Fine del processo esecutivo è certo il soddisfacimento del credito consacrato nei titolo esecutivo in favore del creditore ed in danno del debitore, ma evidenti esigenze sistematiche di equità, economicità e proficuità del processo, impongono che tanto avvenga con il minor possibile sacrificio delle contrapposte ragioni di entrambi i soggetti vale a dire, il creditore ha diritto ad ottenere nè più nè meno di quanto gli compete in forza del titolo (sia pure, se necessario, avendo la facoltà di azionarlo più volte o con più procedure, comunque non oltre l’integrale soddisfacimento del credito e con il limite del divieto del cumulo…ai sensi dell’art. 483 c.p.c.), ma va correlativamente tutelata anche l’aspettativa del debitore a non vedere diminuito il suo patrimonio in misura eccedente quanto sia strettamente necessario per la realizzazione del diritto del creditore.

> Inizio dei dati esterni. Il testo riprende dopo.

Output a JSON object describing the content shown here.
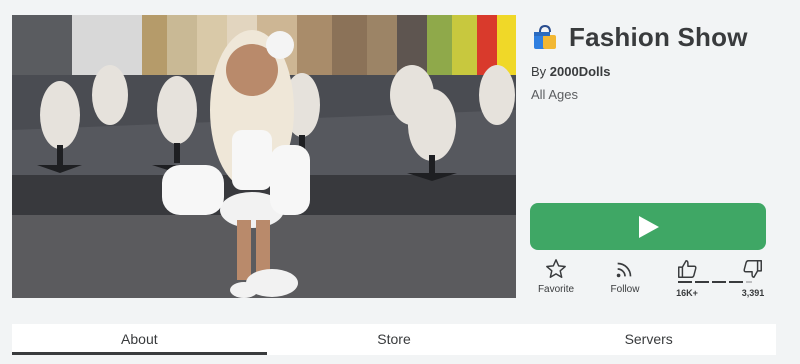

6.2. Una condotta tendente a far conseguire al creditore più di quanto gli compete, come l’ingiustificato azionamento frazionato del credito in origine unitario recato dal titolo implica un’indebita prevaricazione del creditore sulla controparte, sia per l’assoggettamento del debitore ai dispendi originati dall’ingiustificata moltiplicazione dei processi esecutivi, sia per la carenza di causa dell’eventuale locupletazione conseguibile dal creditore, ad esempio per maggiori rimborsi di spese o compensi.
Tale condotta del creditore, che può quindi qualificarsi abusiva, giustifica conclusivamente la compensazione delle spese del giudizio di legittimità.
P.Q.M.
La Corte dichiara inammissibile il ricorso e compensa tra le parti le spese del giudizio di legittimità.
Così deciso in Roma, nella Camera di consiglio della terza sezione civile della Corte suprema di cassazione, il 14 febbraio 2013.
Depositato in Cancelleria il 9 aprile 2013.